What type of insurance is best for this technique?
Rarely does an adviser recommend term insurance for this technique. While many younger breadwinners are content to use term insurance to protect the kids while they are growing up, even they know that this type of insurance gets too expensive after the initial period of ten or twenty years. And insurance for estate-tax planning probably will not be called upon in most cases until later ages. Likewise, starting a term policy at later ages, even if one is still insurable, is an expensive proposition.
If we eliminate term, we are left with permanent insurance, that is, whole life or universal life.
I almost always recommend universal life (UL) in this setting because its cost and flexibility are very compelling.
But some of the flexibility of the original UL, still available today, can be a downside, related to both the interest credited to the cash value and the monthly charges deducted from the cash value. Since these amounts can change, the trustee must constantly monitor the policy to be sure that the cash value stays strong enough to support the policy. Otherwise premiums will have to be increased.

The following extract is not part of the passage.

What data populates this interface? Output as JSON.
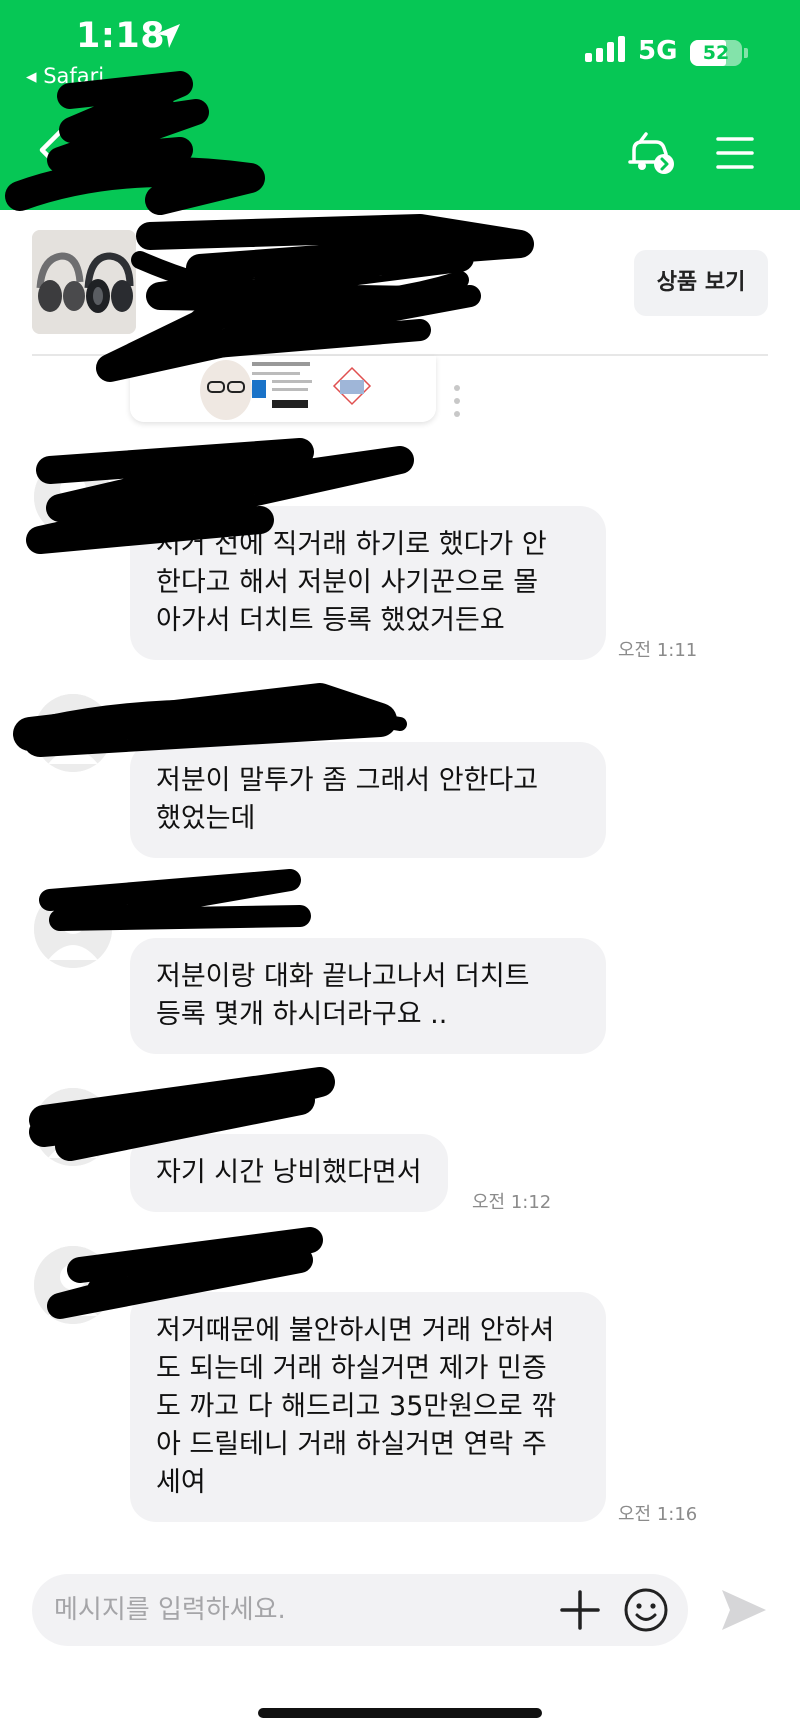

But the later generation of UL contains what is known as the "secondary guarantee," which solves that problem. It says that, as long as the planned premium is paid as due and no significant changes are made to the policy, the death benefit is guaranteed to be there. Many obtain such coverage through a tax-free (or 1035) exchange rollover of cash value from an older policy. Those trustees often accomplish with the stroke of a pen an increase in coverage, a guarantee that they will never have to pay another premium, and a worry-free guarantee of the full death benefit.
The trade-off for this rock-solid guarantee is that the new policy's cash value is eventually locked up and thus unavailable for loan or withdrawal.
But the cash value in an irrevocable trust is usually not a feature that trustees rely upon. Rarely does the trustee ever make cash distributions before the grantors die and the death benefit paid out.
In the irrevocable-trust setting, the later generation of UL with its secondary guarantee is often the safest, most cost-effective life-insurance policy available.